Today's news

October 1, 2002

Independent schools accuse top universities of bias
Head teachers at leading private schools who triggered this year's crisis concerning exam grades yesterday moved to attack universities that ignored A-level results in favour of "social engineering". The attack, backed up by a survey of offers made to their pupils by top universities, strikes at the heart of the way vice-chancellors are meeting the government's pledge to widen social access to higher education. Ed Gould, master of Marlborough College, who led the attack on A-level grade "fixing", said he had no argument with the wider access policy but it should not be achieved by "crude tampering" to reach targets "by the back door".
( Financial Times, Guardian, Independent, Times, Daily Telegraph, Daily Mail )

Officials set figures on A-level regrading
Officials from the exam boards and their regulator, the Qualifications and Curriculum Authority, yesterday met Mike Tomlinson, the head of the A-level "fixing" inquiry, to hammer out how many students' papers will need to be regraded. Last night it was still unclear whether students would be put in the picture today. The final figure, expected to be in the thousands, may not be known until later this week.
( Guardian, Daily Mail )

Controversial university building project unveiled


A £190 million private finance initiative (PFI) was announced today by the University of Hertfordshire. The new campus at Hatfield is the largest development to be built from scratch in the sector for 50 years, said pro-vice-chancellor Tim Wilson, who urged other universities to generate funding in this way. Unison, the public services union with 60,000 members in higher education institutions, is strongly opposed to the project and has called for a moratorium on PFIs while their real value for money is investigated.
( Guardian )

Academic workforce getting older


Roderick Floud, president of Universities UK and vice-chancellor of London Metropolitan University, argues that as higher education expands, the government must act now to secure teachers and researchers for the future.
( Guardian )

Weed gives hope of cancer cure


A poisonous plant that has been used as a folk medicine and hallucinogen for centuries might provide new treatments for brain cancer.
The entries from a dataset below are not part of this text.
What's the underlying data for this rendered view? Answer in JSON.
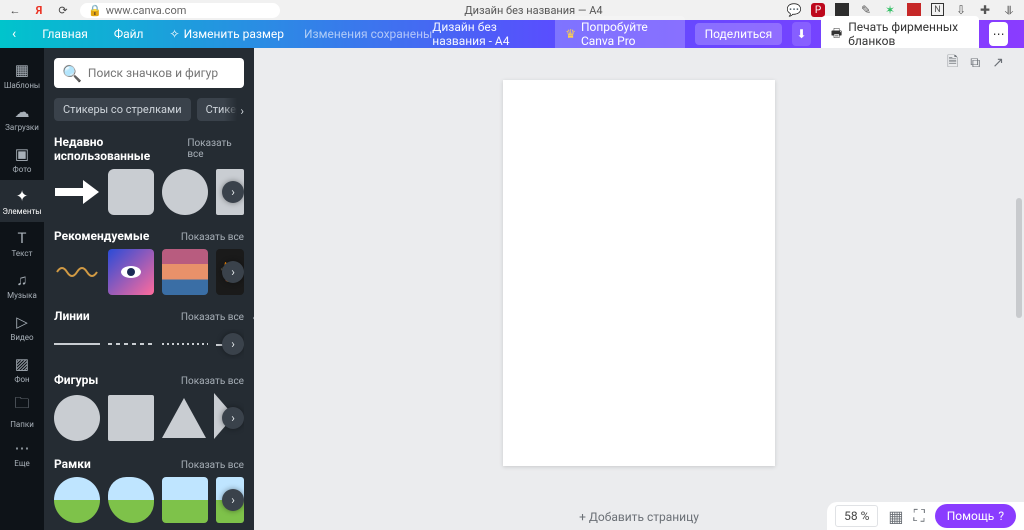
{
  "browser": {
    "url": "www.canva.com",
    "tab_title": "Дизайн без названия — A4",
    "ext_icons": [
      "pinterest",
      "evernote-dark",
      "pencil",
      "evernote",
      "abbyy",
      "notion",
      "save",
      "sync",
      "download"
    ]
  },
  "appbar": {
    "home": "Главная",
    "file": "Файл",
    "resize": "Изменить размер",
    "saved": "Изменения сохранены",
    "doc_title": "Дизайн без названия - A4",
    "try_pro": "Попробуйте Canva Pro",
    "share": "Поделиться",
    "print": "Печать фирменных бланков"
  },
  "rail": [
    {
      "icon": "templates",
      "label": "Шаблоны"
    },
    {
      "icon": "uploads",
      "label": "Загрузки"
    },
    {
      "icon": "photo",
      "label": "Фото"
    },
    {
      "icon": "elements",
      "label": "Элементы",
      "active": true
    },
    {
      "icon": "text",
      "label": "Текст"
    },
    {
      "icon": "music",
      "label": "Музыка"
    },
    {
      "icon": "video",
      "label": "Видео"
    },
    {
      "icon": "background",
      "label": "Фон"
    },
    {
      "icon": "folders",
      "label": "Папки"
    },
    {
      "icon": "more",
      "label": "Еще"
    }
  ],
  "panel": {
    "search_placeholder": "Поиск значков и фигур",
    "chips": [
      "Стикеры со стрелками",
      "Стикеры с фигурами"
    ],
    "show_all": "Показать все",
    "sections": {
      "recent": "Недавно использованные",
      "recommended": "Рекомендуемые",
      "lines": "Линии",
      "shapes": "Фигуры",
      "frames": "Рамки"
    }
  },
  "canvas": {
    "add_page": "+ Добавить страницу",
    "zoom": "58 %",
    "help": "Помощь"
  }
}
A molecule found in jimson weed has been found to "almost completely" halt growth of malignant glioma cells, scientists from Tokyo's Metropolitan Institute of Gerontology said.
( Guardian )

Young men head abroad amid ageing population
Young people are quitting the country to spend time abroad, according to the 2001 census. Meanwhile, the overall population is getting older, with over-60s outnumbered for the first time, according to Office for National Statistics figures released yesterday. The number of over-85s has increased five-fold to 1.1 million since 1951. On the day of the census, the population was 58,789,194 - 1 million lower than the last published estimate for 2000.
( Financial Times, Guardian, Independent, Times, Daily Telegraph )
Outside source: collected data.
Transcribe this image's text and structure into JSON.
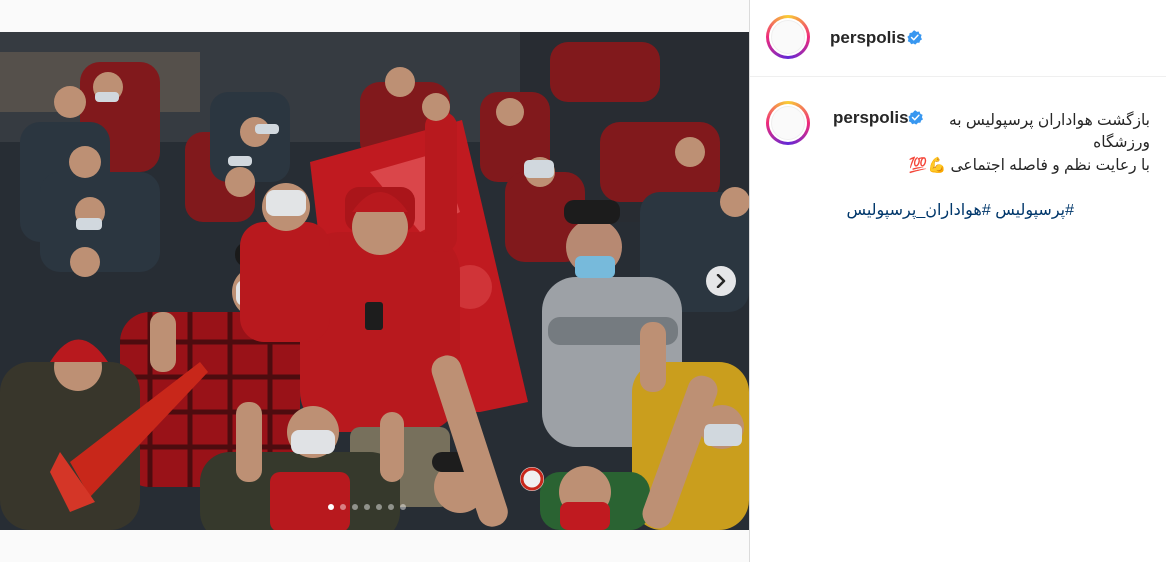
{
  "account": {
    "username": "perspolis"
  },
  "caption": {
    "line1": "بازگشت هواداران پرسپولیس به",
    "line2": "ورزشگاه",
    "line3": "با رعایت نظم و فاصله اجتماعی",
    "emojis": "💪💯",
    "hashtag1": "#پرسپولیس",
    "hashtag2": "#هواداران_پرسپولیس"
  },
  "carousel": {
    "dot_count": 7,
    "active_index": 0
  },
  "icons": {
    "verified": "verified-badge-icon",
    "next": "chevron-right-icon"
  },
  "colors": {
    "verified_blue": "#3897f0",
    "hashtag": "#00376b",
    "fans_red": "#c8191e"
  }
}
Fragment set to reignite row over Marbles

A fragment of the Parthenon frieze kept by an 18th-century British diplomat in Sicily is to be returned to Greece by the Italian government. It is a gesture that is certain to revive the dispute over Britain's retention of the Elgin Marbles.
( Times )

Nursing education pioneer dies


Winifred Hector, prime mover in the establishment of the first nursing degree course in Britain in the late 1960s, has died aged 92.